You’ll find a rich array of gates, towers, and ramparts here that are still in pretty good shape, considering how long ago they were built.

After purchasing your entry ticket, you’ll approach the Outer Fortress and see an area for a moat surrounding imposing walls. Enjoy the panoramic view. A couple of exit points allowed inhabitants to sally forth against besiegers.
Here’s the complete list of major features you’ll see on a walking tour of Belvoir Castle, starting with the Outer Fortress:
- Moat
- Main Gate
- Outer Tower “The Barbican”
- Inner Eastern Gate
- Outer Fortress Vaults
- Water Cistern and Bathhouse
- Northeastern Corner Tower
- Inner Courtyard (Bailey)
Then you’ll proceed to the Inner Fortress, a 40-meter by 40-meter structure with a tower in each corner. It provided an additional protected area to which defenders could retreat if the Outer Fortress fell. Here you’ll find:
- The Inner Western Gate
- Vaults of the Inner Fortress (includes living quarters, kitchen, dining room, and laundry room)
- The Central Court (Bailey)
- Inner Corner Tower
- Postern (Sally Port)
- Drawbridge


During your visit, you might hear a thunderous boom in the distance–possibly artillery. It’s not too far from the Golan Heights. You might also see some interesting birds of prey and Griffon vultures here.

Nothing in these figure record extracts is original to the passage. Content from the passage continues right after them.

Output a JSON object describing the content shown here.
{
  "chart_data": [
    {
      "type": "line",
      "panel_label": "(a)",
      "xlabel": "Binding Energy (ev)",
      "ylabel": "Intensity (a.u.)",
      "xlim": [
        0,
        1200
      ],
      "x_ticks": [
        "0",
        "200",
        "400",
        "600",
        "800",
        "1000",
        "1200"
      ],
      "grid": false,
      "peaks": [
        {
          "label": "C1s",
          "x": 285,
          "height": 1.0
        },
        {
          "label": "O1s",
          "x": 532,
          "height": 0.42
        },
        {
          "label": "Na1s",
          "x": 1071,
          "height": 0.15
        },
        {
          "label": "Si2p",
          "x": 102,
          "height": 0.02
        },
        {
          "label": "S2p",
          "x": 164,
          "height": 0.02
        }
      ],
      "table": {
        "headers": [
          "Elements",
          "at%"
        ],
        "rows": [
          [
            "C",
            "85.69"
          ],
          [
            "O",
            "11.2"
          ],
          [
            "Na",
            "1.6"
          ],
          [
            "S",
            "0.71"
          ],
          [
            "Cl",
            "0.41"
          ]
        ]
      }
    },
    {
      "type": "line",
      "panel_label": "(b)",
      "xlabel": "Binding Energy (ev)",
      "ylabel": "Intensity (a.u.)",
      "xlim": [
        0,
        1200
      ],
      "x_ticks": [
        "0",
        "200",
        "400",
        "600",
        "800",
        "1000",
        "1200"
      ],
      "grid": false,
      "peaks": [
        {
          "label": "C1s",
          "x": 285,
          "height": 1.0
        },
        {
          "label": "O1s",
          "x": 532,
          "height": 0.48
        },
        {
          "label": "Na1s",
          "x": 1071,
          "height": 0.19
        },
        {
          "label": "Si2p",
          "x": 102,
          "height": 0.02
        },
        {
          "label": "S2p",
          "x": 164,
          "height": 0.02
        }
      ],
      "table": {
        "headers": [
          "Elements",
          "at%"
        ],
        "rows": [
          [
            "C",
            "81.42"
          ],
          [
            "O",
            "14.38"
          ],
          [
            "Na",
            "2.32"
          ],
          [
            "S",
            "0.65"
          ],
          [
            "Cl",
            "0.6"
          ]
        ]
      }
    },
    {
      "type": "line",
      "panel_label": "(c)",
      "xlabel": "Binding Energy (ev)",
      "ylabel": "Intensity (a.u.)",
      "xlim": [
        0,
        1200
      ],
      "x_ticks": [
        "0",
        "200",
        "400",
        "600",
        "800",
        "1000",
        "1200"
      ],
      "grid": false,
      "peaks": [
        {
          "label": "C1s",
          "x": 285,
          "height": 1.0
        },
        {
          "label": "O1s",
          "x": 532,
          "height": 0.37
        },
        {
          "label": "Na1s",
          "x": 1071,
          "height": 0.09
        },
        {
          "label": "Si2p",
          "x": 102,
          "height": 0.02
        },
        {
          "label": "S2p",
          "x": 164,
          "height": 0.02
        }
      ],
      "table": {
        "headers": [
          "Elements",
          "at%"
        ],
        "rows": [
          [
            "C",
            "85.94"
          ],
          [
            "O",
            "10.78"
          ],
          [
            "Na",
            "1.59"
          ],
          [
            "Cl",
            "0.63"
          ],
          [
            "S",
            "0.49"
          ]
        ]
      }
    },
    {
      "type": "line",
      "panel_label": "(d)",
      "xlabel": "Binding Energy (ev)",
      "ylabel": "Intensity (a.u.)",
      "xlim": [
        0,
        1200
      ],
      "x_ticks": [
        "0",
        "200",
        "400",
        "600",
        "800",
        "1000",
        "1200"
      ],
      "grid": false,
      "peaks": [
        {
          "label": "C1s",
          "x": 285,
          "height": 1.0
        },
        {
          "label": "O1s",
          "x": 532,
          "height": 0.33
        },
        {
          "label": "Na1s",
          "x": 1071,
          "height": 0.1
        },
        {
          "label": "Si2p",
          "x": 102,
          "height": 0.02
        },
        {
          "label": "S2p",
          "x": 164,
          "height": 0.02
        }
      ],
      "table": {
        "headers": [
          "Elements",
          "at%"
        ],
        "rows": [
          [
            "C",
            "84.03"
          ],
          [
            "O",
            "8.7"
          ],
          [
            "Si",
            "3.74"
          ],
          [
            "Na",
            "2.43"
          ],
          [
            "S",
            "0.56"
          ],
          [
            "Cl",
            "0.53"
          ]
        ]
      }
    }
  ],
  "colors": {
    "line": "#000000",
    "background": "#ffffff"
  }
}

Onward from Beit Shean and Belvoir
If you have more time on your Israel itinerary and you’re looking for additional interesting day trips, you have plenty of good options. Some of these feature additional Roman ruins in Israel. Consider driving to the isolated palace-fortress of King Herod at Masada in eastern Israel’s desert. That’s where Jewish rebels made their last stand against Rome in the first century AD. It’s near the Dead Sea as well, so you can float with ease if you take a dip there after visiting Masada. Alternatively, you can visit the port city of Caesarea in western Israel.